ANPE rechaza el boicot a los deberes

El máximo organismo de los profesores exige respeto a la labor docente y pide colaboración entre familia y escuela.

Alumno realizando los deberes impuestos por su profesor. Autor: Manuel.
Alumno realizando los deberes impuestos por su profesor. Autor: Manuel.
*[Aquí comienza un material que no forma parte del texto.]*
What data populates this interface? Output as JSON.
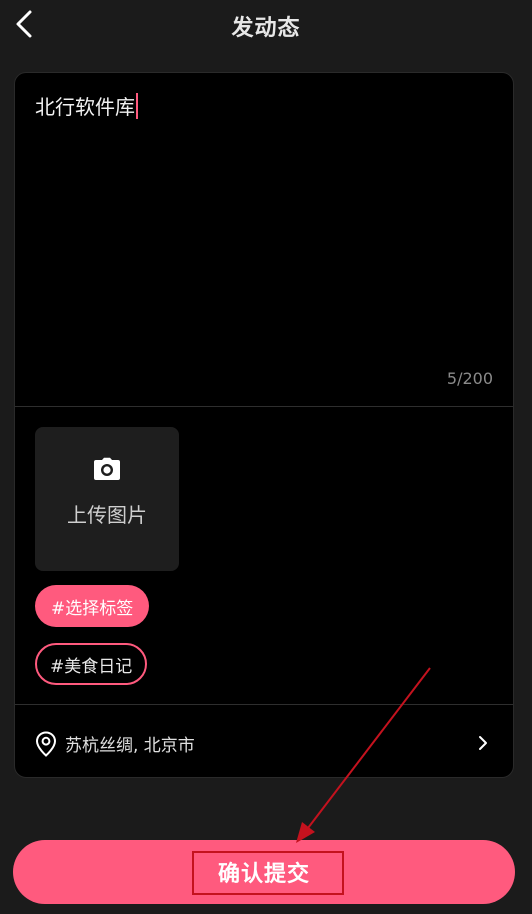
{
  "header": {
    "title": "发动态",
    "back_icon": "chevron-left-icon"
  },
  "editor": {
    "text": "北行软件库",
    "char_count": "5/200",
    "caret_color": "#ff5a7e"
  },
  "upload": {
    "icon": "camera-icon",
    "label": "上传图片"
  },
  "tags": {
    "select_label": "#选择标签",
    "chips": [
      "#美食日记"
    ]
  },
  "location": {
    "icon": "location-pin-icon",
    "text": "苏杭丝绸, 北京市",
    "chevron_icon": "chevron-right-icon"
  },
  "submit": {
    "label": "确认提交"
  },
  "colors": {
    "accent": "#ff5a7e",
    "background": "#1b1b1b",
    "card": "#000000",
    "annotation": "#c4121e"
  }
}
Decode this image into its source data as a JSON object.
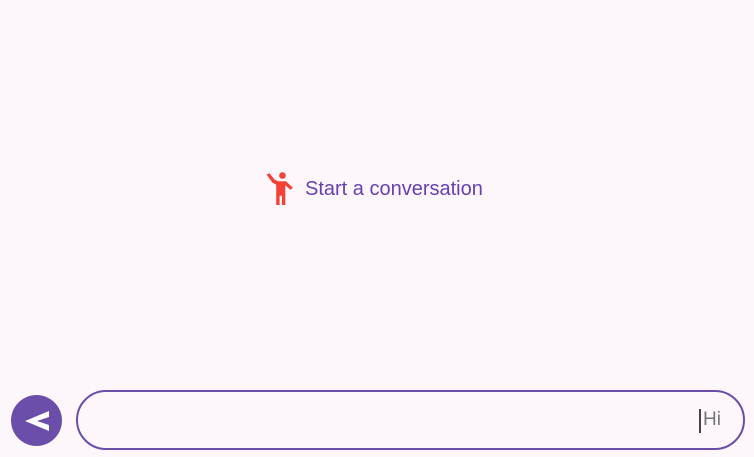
{
  "empty_state": {
    "icon": "person-waving-icon",
    "text": "Start a conversation"
  },
  "composer": {
    "send_icon": "send-arrow-icon",
    "input_value": "",
    "input_placeholder": "Hi"
  },
  "colors": {
    "background": "#fdf7fc",
    "accent": "#6a4eaa",
    "text_accent": "#6741b3",
    "wave_icon": "#f44336"
  }
}
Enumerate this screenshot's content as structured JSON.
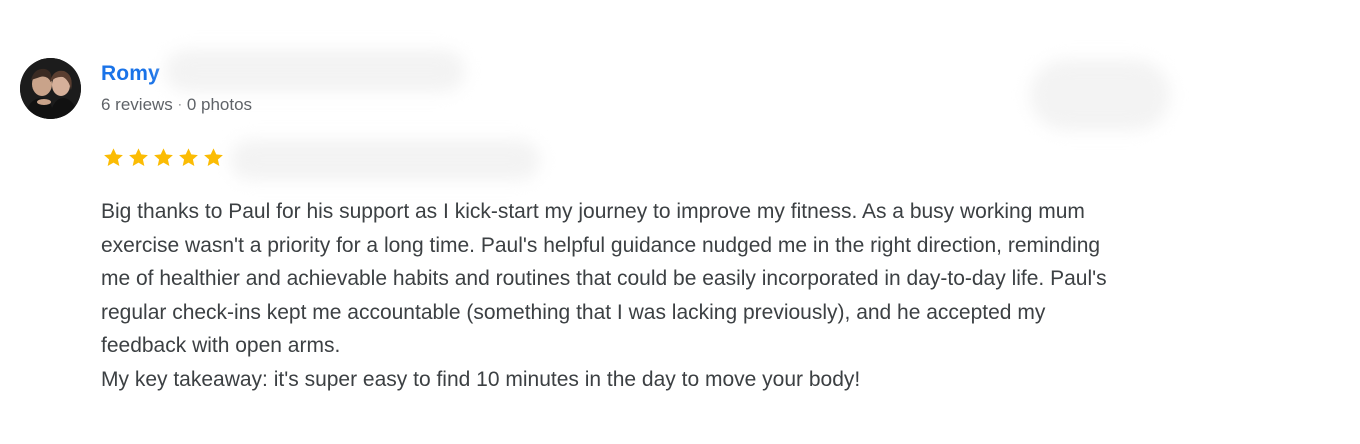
{
  "author": {
    "name": "Romy",
    "reviews": "6 reviews",
    "separator": "·",
    "photos": "0 photos",
    "avatar_icon": "user-avatar-photo"
  },
  "rating": {
    "value": 5,
    "max": 5,
    "star_color": "#fbbc04"
  },
  "review": {
    "paragraph1": "Big thanks to Paul for his support as I kick-start my journey to improve my fitness. As a busy working mum exercise wasn't a priority for a long time. Paul's helpful guidance nudged me in the right direction, reminding me of healthier and achievable habits and routines that could be easily incorporated in day-to-day life. Paul's regular check-ins kept me accountable (something that I was lacking previously), and he accepted my feedback with open arms.",
    "paragraph2": "My key takeaway: it's super easy to find 10 minutes in the day to move your body!"
  },
  "colors": {
    "name_link": "#1a73e8",
    "meta_text": "#5f6368",
    "body_text": "#3c4043"
  }
}
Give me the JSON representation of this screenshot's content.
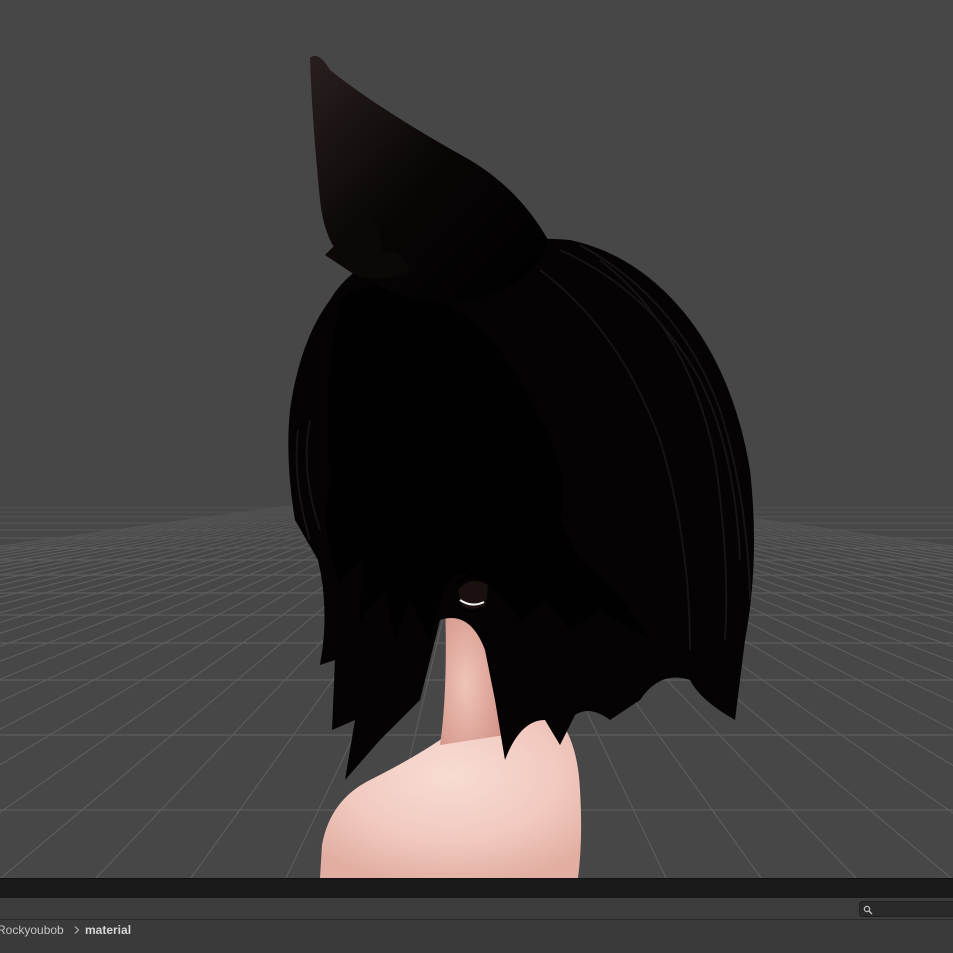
{
  "scene": {
    "background_color": "#474747",
    "grid_color": "#5a5a5a",
    "hair_color": "#0a0707",
    "skin_color": "#f3cfc6"
  },
  "project": {
    "search_value": "",
    "search_icon": "search-icon",
    "breadcrumb": {
      "root": "Rockyoubob",
      "separator_icon": "chevron-right-icon",
      "current": "material"
    }
  }
}
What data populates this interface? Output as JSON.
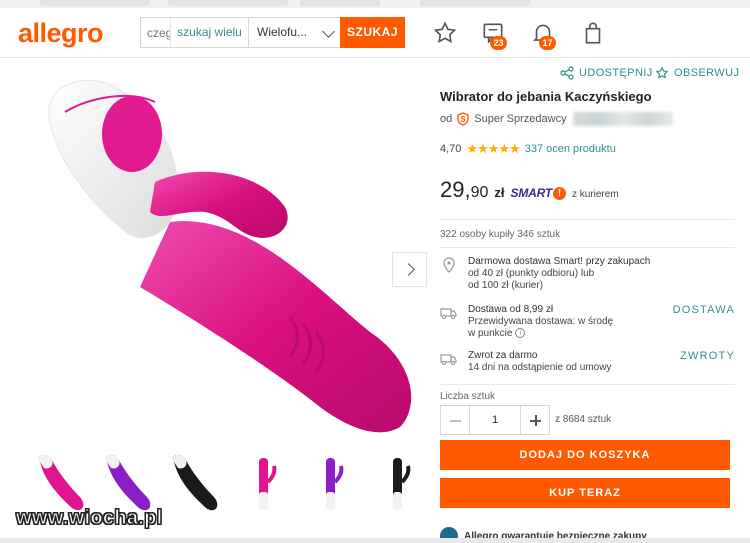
{
  "header": {
    "logo": "allegro",
    "search_placeholder": "czeg",
    "search_hint": "szukaj wielu",
    "category": "Wielofu...",
    "search_button": "SZUKAJ",
    "messages_count": "23",
    "notifications_count": "17"
  },
  "actions": {
    "share": "UDOSTĘPNIJ",
    "watch": "OBSERWUJ"
  },
  "product": {
    "title": "Wibrator do jebania Kaczyńskiego",
    "seller_prefix": "od",
    "seller_badge": "Super Sprzedawcy",
    "rating_value": "4,70",
    "stars": "★★★★★",
    "reviews": "337 ocen produktu",
    "price_int": "29,",
    "price_dec": "90",
    "currency": "zł",
    "smart_label": "SMART",
    "smart_bubble": "!",
    "courier": "z kurierem",
    "sold": "322 osoby kupiły 346 sztuk"
  },
  "delivery": {
    "smart_line1": "Darmowa dostawa Smart! przy zakupach",
    "smart_line2": "od 40 zł (punkty odbioru) lub",
    "smart_line3": "od 100 zł (kurier)",
    "shipping_line1": "Dostawa od 8,99 zł",
    "shipping_line2": "Przewidywana dostawa: w środę",
    "shipping_line3": "w punkcie",
    "shipping_link": "DOSTAWA",
    "return_line1": "Zwrot za darmo",
    "return_line2": "14 dni na odstąpienie od umowy",
    "return_link": "ZWROTY"
  },
  "purchase": {
    "qty_label": "Liczba sztuk",
    "qty_value": "1",
    "qty_of": "z 8684 sztuk",
    "add_to_cart": "DODAJ DO KOSZYKA",
    "buy_now": "KUP TERAZ",
    "guarantee": "Allegro gwarantuje bezpieczne zakupy"
  },
  "watermark": "www.wiocha.pl",
  "colors": {
    "accent": "#ff5a00",
    "link": "#2f8f8f",
    "product_pink": "#e0148c",
    "product_purple": "#8b1fc7",
    "star": "#ffae00"
  },
  "thumbnail_colors": [
    "pink",
    "purple",
    "black",
    "pink",
    "purple",
    "black"
  ]
}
ANPE (Asociación Nacional de Profesorado Estatal) pide respeto y confianza en la labor del profesorado, sin cuestionar su profesionalidad. Más de 5.000 familias se han unido ya a la huelga contra los deberes surgida el 5 de noviembre en más de 108 instituciones colegiales. Comenzando por el pasado fin de semana, numerosos padres se sumaron al boicot a las tareas para casa y animaron a sus hijos a disfrutar de su tiempo libre en los días que no acuden al colegio y presentarse el lunes siguiente con los ejercicios sin hacer.

El motivo de esta huelga reside las quejas de los padres hacia los centros escolares por la sobrecarga abusiva de los profesores al alumno, con deberes bien sea durante el fin de semana o a diario. Además aseguran que con tantas tareas para hacer, el alumno no puede disfrutar de un tiempo libre merecido después de su jornada escolar. “Estudios rigurosos relacionan los deberes con buen rendimiento académico, pero una sobrecarga nunca es positiva, y con ella se pierde una de las asignaturas más importantes para un niño, divertirse”, enuncia Nuria de la Fuente Martínez, psicopedagoga y miembro de la AMPA (Asociación de Madres y Padres de Alumnos) del CEIP San Claudio, de León.

“Cuando los niños son pequeños, los tutores esperan confianza en su labor educativa, por parte de los padres.”

ANPE manifiesta su rechazo ante estas propuestas que incitan a la insumisión y al boicot, atentan contra la actividad del profesorado y su autoridad profesional y académica. “Cuando los niños son pequeños, los tutores esperan confianza en su labor educativa, por parte de los padres”, señaló Nuria.

Estas campañas deforman el problema y lo alejan del lugar donde en realidad reside la traba, el centro escolar. “El padre debe entrometerse lo mínimo posible en las tareas del alumno, así él mismo se dará cuenta de dónde ha errado”, añade Nuria.